Я отправился на Петроградскую сторону, где в обшарпанном арт-декошном доме начала двадцатого века жил один мой старый приятель. Считая себя художником, а может быть и действительно являясь им (кто в силах утверждать подобное?), он жил в мансарде гибнущего от времени и безучастия властей дома. Днем белым по кумачу писал лозунги, а по вечерам пил портвейн, иногда разбавляя его волшебным дымом марихуаны, и писал картины, которых никто никогда не видел. Считая их несовершенными, он прятал их от посторонних глаз, снискав этим славу милого чудака. Мы познакомились несколько лет назад на каком-то вернисаже или в какой-то пивной, что столь же неважно, сколь и не воспоминаемо, случайно зацепившись языками в обсуждении какой-то обоюдоинтересной темы.
ПЕРВЫЙ ХУДОЖНИК: Творчество?.. Не знаю… Может быть – «труд души». Ну… Вот… Это, наверное, я сотворил…
ИНТЕРВЬЮЕР: С кем сотворили? Приставка «со» говорит о чьей-то причастности к вашему творчеству.
ПЕРВЫЙ ХУДОЖНИК: С руками, с душой, с головой, с красками, с кистями, если хотите.

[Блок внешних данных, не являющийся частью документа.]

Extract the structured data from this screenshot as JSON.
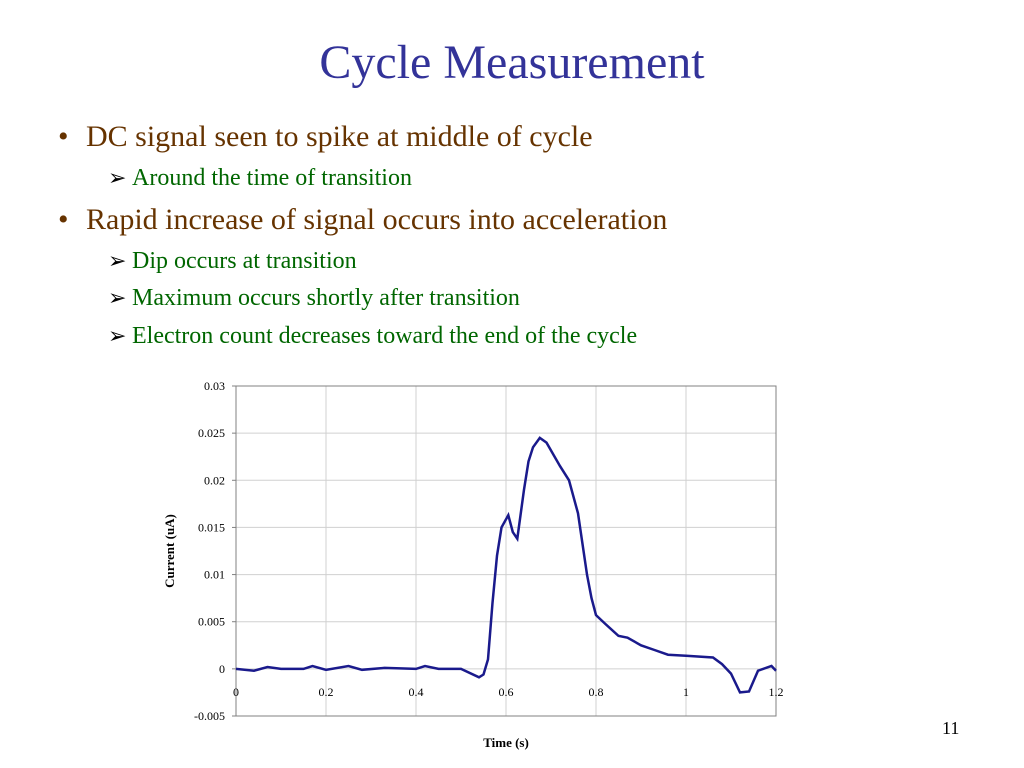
{
  "slide": {
    "title": "Cycle Measurement",
    "number": "11",
    "bullets": [
      {
        "text": "DC signal seen to spike at middle of cycle",
        "subs": [
          "Around the time of transition"
        ]
      },
      {
        "text": "Rapid increase of signal occurs into acceleration",
        "subs": [
          "Dip occurs at transition",
          "Maximum occurs shortly after transition",
          "Electron count decreases toward the end of the cycle"
        ]
      }
    ],
    "bullet_glyph": "•",
    "sub_glyph": "➢"
  },
  "colors": {
    "title": "#333399",
    "bullet": "#663300",
    "sub": "#006600",
    "line": "#1a1a8c"
  },
  "chart_data": {
    "type": "line",
    "title": "",
    "xlabel": "Time (s)",
    "ylabel": "Current (uA)",
    "xlim": [
      0,
      1.2
    ],
    "ylim": [
      -0.005,
      0.03
    ],
    "grid": true,
    "xticks": [
      "0",
      "0.2",
      "0.4",
      "0.6",
      "0.8",
      "1",
      "1.2"
    ],
    "yticks": [
      "-0.005",
      "0",
      "0.005",
      "0.01",
      "0.015",
      "0.02",
      "0.025",
      "0.03"
    ],
    "series": [
      {
        "name": "Current",
        "x": [
          0,
          0.04,
          0.07,
          0.1,
          0.15,
          0.17,
          0.2,
          0.25,
          0.28,
          0.33,
          0.4,
          0.42,
          0.45,
          0.5,
          0.54,
          0.55,
          0.56,
          0.57,
          0.58,
          0.59,
          0.605,
          0.615,
          0.625,
          0.64,
          0.65,
          0.66,
          0.675,
          0.69,
          0.72,
          0.74,
          0.76,
          0.78,
          0.79,
          0.8,
          0.82,
          0.85,
          0.87,
          0.9,
          0.93,
          0.96,
          1.0,
          1.06,
          1.08,
          1.1,
          1.12,
          1.14,
          1.16,
          1.19,
          1.2
        ],
        "y": [
          0,
          -0.0002,
          0.0002,
          0,
          0,
          0.0003,
          -0.0001,
          0.0003,
          -0.0001,
          0.0001,
          0,
          0.0003,
          0,
          0,
          -0.0009,
          -0.0006,
          0.001,
          0.007,
          0.012,
          0.015,
          0.0163,
          0.0145,
          0.0138,
          0.019,
          0.022,
          0.0235,
          0.0245,
          0.024,
          0.0215,
          0.02,
          0.0165,
          0.01,
          0.0075,
          0.0057,
          0.0048,
          0.0035,
          0.0033,
          0.0025,
          0.002,
          0.0015,
          0.0014,
          0.0012,
          0.0005,
          -0.0005,
          -0.0025,
          -0.0024,
          -0.0002,
          0.0003,
          -0.0002
        ]
      }
    ]
  }
}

ВТОРОЙ ХУДОЖНИК: Что? Никогда не думал. Просто. Вот так. Просто без этого никак. А все остальное уже не имеет смысла.
ТРЕТИЙ ХУДОЖНИК: У меня все просто. Это мое место. Это моя жизнь, это моя работа. Любой творит. Главное – чтобы с душой.

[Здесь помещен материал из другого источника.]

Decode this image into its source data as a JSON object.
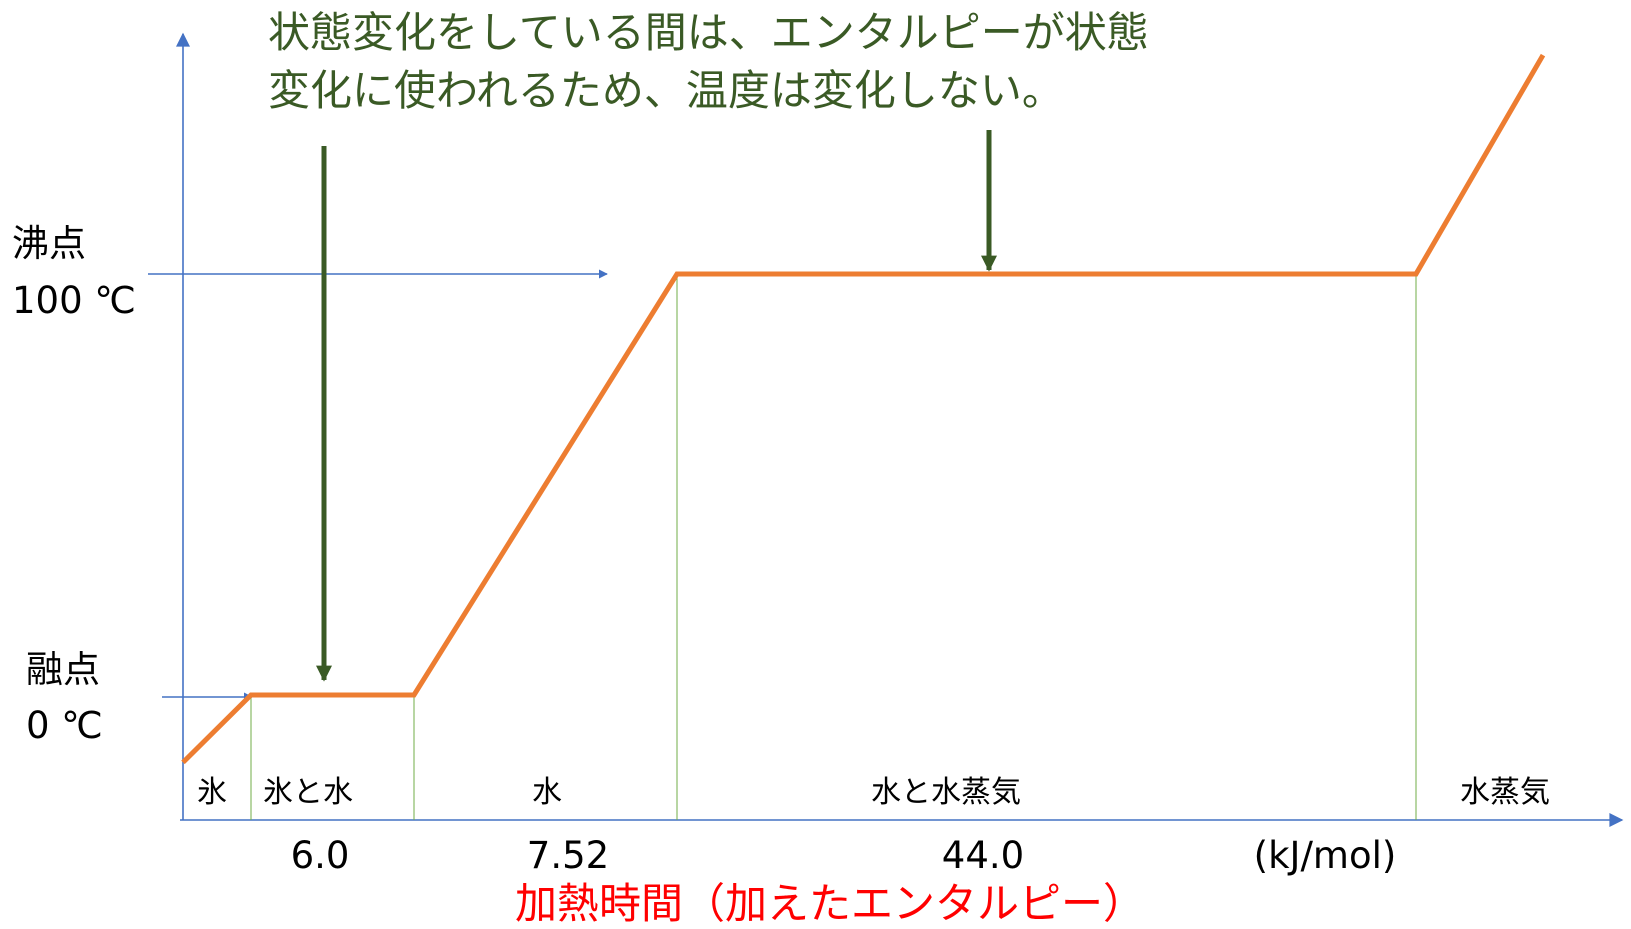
{
  "chart_data": {
    "type": "line",
    "title": "",
    "annotation_lines": [
      "状態変化をしている間は、エンタルピーが状態",
      "変化に使われるため、温度は変化しない。"
    ],
    "xlabel": "加熱時間（加えたエンタルピー）",
    "xunit": "(kJ/mol)",
    "y_ticks": [
      {
        "name": "融点",
        "value_label": "0 ℃",
        "value": 0
      },
      {
        "name": "沸点",
        "value_label": "100 ℃",
        "value": 100
      }
    ],
    "phases": [
      "氷",
      "氷と水",
      "水",
      "水と水蒸気",
      "水蒸気"
    ],
    "enthalpy_labels": [
      "6.0",
      "7.52",
      "44.0"
    ],
    "series": [
      {
        "x": [
          0,
          1,
          3.4,
          7.3,
          18.3,
          20.2
        ],
        "y": [
          -16,
          0,
          0,
          100,
          100,
          152
        ]
      }
    ],
    "colors": {
      "line": "#ed7d31",
      "axis": "#4472c4",
      "annotation": "#3a5a25",
      "divider": "#70ad47",
      "xlabel": "#ff0000"
    },
    "grid": false,
    "legend": "none"
  }
}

ИНТЕРВЬЮЕР: Так, стало быть, так-таки и с душой?
ТРЕТИЙ ХУДОЖНИК: Да, в принципе, и не обязательно. Можно и просто так. Многие это умеют.
ИНТЕРВЬЮЕР: По определению «демиург есть творческое начало, производящее материю, отягощенную злом». Не считаете ли вы себя случайно эдаким «демиургом»?
– Это не совсем материя.
– А вы?
– Да.
– Вы уверены, что сотворили нечто материальное?
– Мне порою так кажется. Но злом? Скорее всего отягощена. По крайней мере, хотелось бы в это верить. Верить в то, что моя работа послужит кому-нибудь толчком для обращения внутрь.